>>151205163 (OP)
The thing is how hard it actually is to make it big with a 4 panels comics.
First thing you got to keep in mind, and it has been shown in this thread actually, is that this isn't an internet thing, so anybody explaining how phones are a factor, ignore them, same with internet as a reason. Peanuts got popular in 1950.
Second. Do you have any idea how many people try to make a popular comic and fail? How many find some success before dying off? How many make cents for years while keeping a day job?
Probably in the several thousands, if not tens of thousands or more. I remember authors that I hadn't seen mention by people once in decades, and those are just from the internet era and that were popular enough for me to hear of.

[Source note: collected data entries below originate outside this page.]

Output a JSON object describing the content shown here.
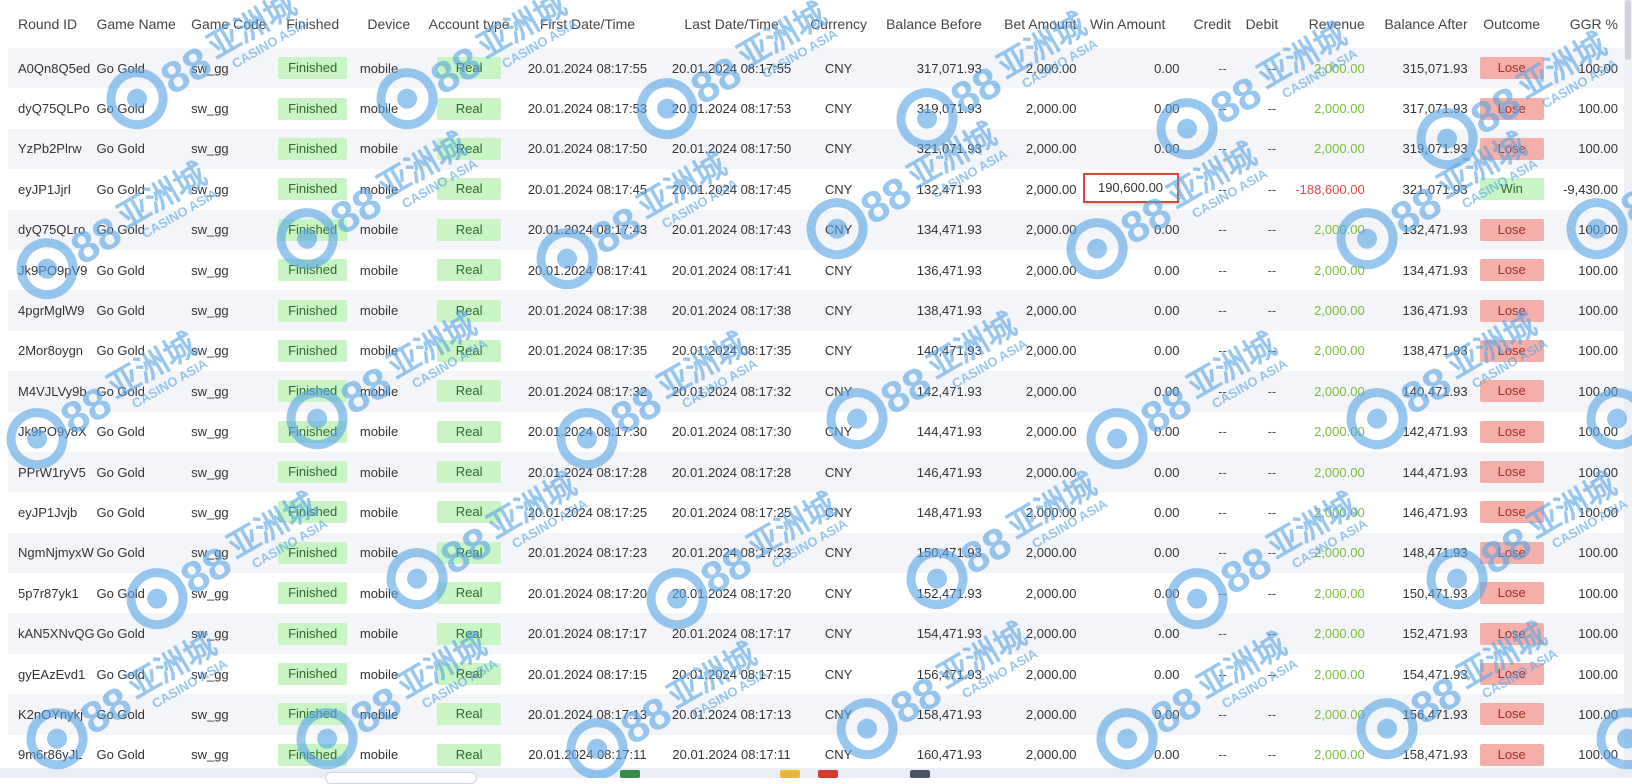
{
  "columns": [
    {
      "key": "round_id",
      "label": "Round ID"
    },
    {
      "key": "game_name",
      "label": "Game Name"
    },
    {
      "key": "game_code",
      "label": "Game Code"
    },
    {
      "key": "finished",
      "label": "Finished"
    },
    {
      "key": "device",
      "label": "Device"
    },
    {
      "key": "account_type",
      "label": "Account type"
    },
    {
      "key": "first_dt",
      "label": "First Date/Time"
    },
    {
      "key": "last_dt",
      "label": "Last Date/Time"
    },
    {
      "key": "currency",
      "label": "Currency"
    },
    {
      "key": "balance_before",
      "label": "Balance Before"
    },
    {
      "key": "bet_amount",
      "label": "Bet Amount"
    },
    {
      "key": "win_amount",
      "label": "Win Amount"
    },
    {
      "key": "credit",
      "label": "Credit"
    },
    {
      "key": "debit",
      "label": "Debit"
    },
    {
      "key": "revenue",
      "label": "Revenue"
    },
    {
      "key": "balance_after",
      "label": "Balance After"
    },
    {
      "key": "outcome",
      "label": "Outcome"
    },
    {
      "key": "ggr",
      "label": "GGR %"
    }
  ],
  "rows": [
    {
      "round_id": "A0Qn8Q5ed",
      "game_name": "Go Gold",
      "game_code": "sw_gg",
      "finished": "Finished",
      "device": "mobile",
      "account_type": "Real",
      "first_dt": "20.01.2024 08:17:55",
      "last_dt": "20.01.2024 08:17:55",
      "currency": "CNY",
      "balance_before": "317,071.93",
      "bet_amount": "2,000.00",
      "win_amount": "0.00",
      "credit": "--",
      "debit": "--",
      "revenue": "2,000.00",
      "balance_after": "315,071.93",
      "outcome": "Lose",
      "ggr": "100.00"
    },
    {
      "round_id": "dyQ75QLPo",
      "game_name": "Go Gold",
      "game_code": "sw_gg",
      "finished": "Finished",
      "device": "mobile",
      "account_type": "Real",
      "first_dt": "20.01.2024 08:17:53",
      "last_dt": "20.01.2024 08:17:53",
      "currency": "CNY",
      "balance_before": "319,071.93",
      "bet_amount": "2,000.00",
      "win_amount": "0.00",
      "credit": "--",
      "debit": "--",
      "revenue": "2,000.00",
      "balance_after": "317,071.93",
      "outcome": "Lose",
      "ggr": "100.00"
    },
    {
      "round_id": "YzPb2Plrw",
      "game_name": "Go Gold",
      "game_code": "sw_gg",
      "finished": "Finished",
      "device": "mobile",
      "account_type": "Real",
      "first_dt": "20.01.2024 08:17:50",
      "last_dt": "20.01.2024 08:17:50",
      "currency": "CNY",
      "balance_before": "321,071.93",
      "bet_amount": "2,000.00",
      "win_amount": "0.00",
      "credit": "--",
      "debit": "--",
      "revenue": "2,000.00",
      "balance_after": "319,071.93",
      "outcome": "Lose",
      "ggr": "100.00"
    },
    {
      "round_id": "eyJP1Jjrl",
      "game_name": "Go Gold",
      "game_code": "sw_gg",
      "finished": "Finished",
      "device": "mobile",
      "account_type": "Real",
      "first_dt": "20.01.2024 08:17:45",
      "last_dt": "20.01.2024 08:17:45",
      "currency": "CNY",
      "balance_before": "132,471.93",
      "bet_amount": "2,000.00",
      "win_amount": "190,600.00",
      "credit": "--",
      "debit": "--",
      "revenue": "-188,600.00",
      "balance_after": "321,071.93",
      "outcome": "Win",
      "ggr": "-9,430.00",
      "highlight": true
    },
    {
      "round_id": "dyQ75QLro",
      "game_name": "Go Gold",
      "game_code": "sw_gg",
      "finished": "Finished",
      "device": "mobile",
      "account_type": "Real",
      "first_dt": "20.01.2024 08:17:43",
      "last_dt": "20.01.2024 08:17:43",
      "currency": "CNY",
      "balance_before": "134,471.93",
      "bet_amount": "2,000.00",
      "win_amount": "0.00",
      "credit": "--",
      "debit": "--",
      "revenue": "2,000.00",
      "balance_after": "132,471.93",
      "outcome": "Lose",
      "ggr": "100.00"
    },
    {
      "round_id": "Jk9PO9pV9",
      "game_name": "Go Gold",
      "game_code": "sw_gg",
      "finished": "Finished",
      "device": "mobile",
      "account_type": "Real",
      "first_dt": "20.01.2024 08:17:41",
      "last_dt": "20.01.2024 08:17:41",
      "currency": "CNY",
      "balance_before": "136,471.93",
      "bet_amount": "2,000.00",
      "win_amount": "0.00",
      "credit": "--",
      "debit": "--",
      "revenue": "2,000.00",
      "balance_after": "134,471.93",
      "outcome": "Lose",
      "ggr": "100.00"
    },
    {
      "round_id": "4pgrMglW9",
      "game_name": "Go Gold",
      "game_code": "sw_gg",
      "finished": "Finished",
      "device": "mobile",
      "account_type": "Real",
      "first_dt": "20.01.2024 08:17:38",
      "last_dt": "20.01.2024 08:17:38",
      "currency": "CNY",
      "balance_before": "138,471.93",
      "bet_amount": "2,000.00",
      "win_amount": "0.00",
      "credit": "--",
      "debit": "--",
      "revenue": "2,000.00",
      "balance_after": "136,471.93",
      "outcome": "Lose",
      "ggr": "100.00"
    },
    {
      "round_id": "2Mor8oygn",
      "game_name": "Go Gold",
      "game_code": "sw_gg",
      "finished": "Finished",
      "device": "mobile",
      "account_type": "Real",
      "first_dt": "20.01.2024 08:17:35",
      "last_dt": "20.01.2024 08:17:35",
      "currency": "CNY",
      "balance_before": "140,471.93",
      "bet_amount": "2,000.00",
      "win_amount": "0.00",
      "credit": "--",
      "debit": "--",
      "revenue": "2,000.00",
      "balance_after": "138,471.93",
      "outcome": "Lose",
      "ggr": "100.00"
    },
    {
      "round_id": "M4VJLVy9b",
      "game_name": "Go Gold",
      "game_code": "sw_gg",
      "finished": "Finished",
      "device": "mobile",
      "account_type": "Real",
      "first_dt": "20.01.2024 08:17:32",
      "last_dt": "20.01.2024 08:17:32",
      "currency": "CNY",
      "balance_before": "142,471.93",
      "bet_amount": "2,000.00",
      "win_amount": "0.00",
      "credit": "--",
      "debit": "--",
      "revenue": "2,000.00",
      "balance_after": "140,471.93",
      "outcome": "Lose",
      "ggr": "100.00"
    },
    {
      "round_id": "Jk9PO9y8X",
      "game_name": "Go Gold",
      "game_code": "sw_gg",
      "finished": "Finished",
      "device": "mobile",
      "account_type": "Real",
      "first_dt": "20.01.2024 08:17:30",
      "last_dt": "20.01.2024 08:17:30",
      "currency": "CNY",
      "balance_before": "144,471.93",
      "bet_amount": "2,000.00",
      "win_amount": "0.00",
      "credit": "--",
      "debit": "--",
      "revenue": "2,000.00",
      "balance_after": "142,471.93",
      "outcome": "Lose",
      "ggr": "100.00"
    },
    {
      "round_id": "PPrW1ryV5",
      "game_name": "Go Gold",
      "game_code": "sw_gg",
      "finished": "Finished",
      "device": "mobile",
      "account_type": "Real",
      "first_dt": "20.01.2024 08:17:28",
      "last_dt": "20.01.2024 08:17:28",
      "currency": "CNY",
      "balance_before": "146,471.93",
      "bet_amount": "2,000.00",
      "win_amount": "0.00",
      "credit": "--",
      "debit": "--",
      "revenue": "2,000.00",
      "balance_after": "144,471.93",
      "outcome": "Lose",
      "ggr": "100.00"
    },
    {
      "round_id": "eyJP1Jvjb",
      "game_name": "Go Gold",
      "game_code": "sw_gg",
      "finished": "Finished",
      "device": "mobile",
      "account_type": "Real",
      "first_dt": "20.01.2024 08:17:25",
      "last_dt": "20.01.2024 08:17:25",
      "currency": "CNY",
      "balance_before": "148,471.93",
      "bet_amount": "2,000.00",
      "win_amount": "0.00",
      "credit": "--",
      "debit": "--",
      "revenue": "2,000.00",
      "balance_after": "146,471.93",
      "outcome": "Lose",
      "ggr": "100.00"
    },
    {
      "round_id": "NgmNjmyxW",
      "game_name": "Go Gold",
      "game_code": "sw_gg",
      "finished": "Finished",
      "device": "mobile",
      "account_type": "Real",
      "first_dt": "20.01.2024 08:17:23",
      "last_dt": "20.01.2024 08:17:23",
      "currency": "CNY",
      "balance_before": "150,471.93",
      "bet_amount": "2,000.00",
      "win_amount": "0.00",
      "credit": "--",
      "debit": "--",
      "revenue": "2,000.00",
      "balance_after": "148,471.93",
      "outcome": "Lose",
      "ggr": "100.00"
    },
    {
      "round_id": "5p7r87yk1",
      "game_name": "Go Gold",
      "game_code": "sw_gg",
      "finished": "Finished",
      "device": "mobile",
      "account_type": "Real",
      "first_dt": "20.01.2024 08:17:20",
      "last_dt": "20.01.2024 08:17:20",
      "currency": "CNY",
      "balance_before": "152,471.93",
      "bet_amount": "2,000.00",
      "win_amount": "0.00",
      "credit": "--",
      "debit": "--",
      "revenue": "2,000.00",
      "balance_after": "150,471.93",
      "outcome": "Lose",
      "ggr": "100.00"
    },
    {
      "round_id": "kAN5XNvQG",
      "game_name": "Go Gold",
      "game_code": "sw_gg",
      "finished": "Finished",
      "device": "mobile",
      "account_type": "Real",
      "first_dt": "20.01.2024 08:17:17",
      "last_dt": "20.01.2024 08:17:17",
      "currency": "CNY",
      "balance_before": "154,471.93",
      "bet_amount": "2,000.00",
      "win_amount": "0.00",
      "credit": "--",
      "debit": "--",
      "revenue": "2,000.00",
      "balance_after": "152,471.93",
      "outcome": "Lose",
      "ggr": "100.00"
    },
    {
      "round_id": "gyEAzEvd1",
      "game_name": "Go Gold",
      "game_code": "sw_gg",
      "finished": "Finished",
      "device": "mobile",
      "account_type": "Real",
      "first_dt": "20.01.2024 08:17:15",
      "last_dt": "20.01.2024 08:17:15",
      "currency": "CNY",
      "balance_before": "156,471.93",
      "bet_amount": "2,000.00",
      "win_amount": "0.00",
      "credit": "--",
      "debit": "--",
      "revenue": "2,000.00",
      "balance_after": "154,471.93",
      "outcome": "Lose",
      "ggr": "100.00"
    },
    {
      "round_id": "K2nOYnykj",
      "game_name": "Go Gold",
      "game_code": "sw_gg",
      "finished": "Finished",
      "device": "mobile",
      "account_type": "Real",
      "first_dt": "20.01.2024 08:17:13",
      "last_dt": "20.01.2024 08:17:13",
      "currency": "CNY",
      "balance_before": "158,471.93",
      "bet_amount": "2,000.00",
      "win_amount": "0.00",
      "credit": "--",
      "debit": "--",
      "revenue": "2,000.00",
      "balance_after": "156,471.93",
      "outcome": "Lose",
      "ggr": "100.00"
    },
    {
      "round_id": "9m6r86yJL",
      "game_name": "Go Gold",
      "game_code": "sw_gg",
      "finished": "Finished",
      "device": "mobile",
      "account_type": "Real",
      "first_dt": "20.01.2024 08:17:11",
      "last_dt": "20.01.2024 08:17:11",
      "currency": "CNY",
      "balance_before": "160,471.93",
      "bet_amount": "2,000.00",
      "win_amount": "0.00",
      "credit": "--",
      "debit": "--",
      "revenue": "2,000.00",
      "balance_after": "158,471.93",
      "outcome": "Lose",
      "ggr": "100.00"
    }
  ],
  "colors": {
    "badge_green_bg": "#c8f5c3",
    "badge_red_bg": "#f6aea9",
    "revenue_positive": "#7bbd3b",
    "revenue_negative": "#e0484a",
    "highlight_border": "#d44a3b",
    "watermark": "#5aa5e6"
  },
  "watermark": {
    "logo_number": "88",
    "chinese_text": "亚洲城",
    "english_text": "CASINO ASIA"
  }
}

Getting a popular comic going is the hard part; this isn't a team with an experience editor, several people doing coloring, inking, drawing, and writing, and a whole slew of marketing tactics, It's some fucker that has an idea and tries to do something, and 99,9% of the time it fails and ends in nothing. Some of it catches some attention, and then dies. Then, and only then, from within those rises some comic that might or might not be good, but it is catchy enough people keep on reading, and fans keep multiplying. Garfield's author, for example, tried several things before making Garfield with the very objective of being popular and monetizing it. He experimented and learned from his mistakes, and for what was popular at the time, before coming up with a character and slowly perfecting it so that it could keep going pretty much on its own.
Whenever you see something that does really well and you think it shouldn't, just try to remember that if it was as easy as you imagine, everyone would do it and therefore it wouldn't make as much money. Either the original creativity of coming up with it, or the process by which it reaches its current state, is what tends to be the hard limiter.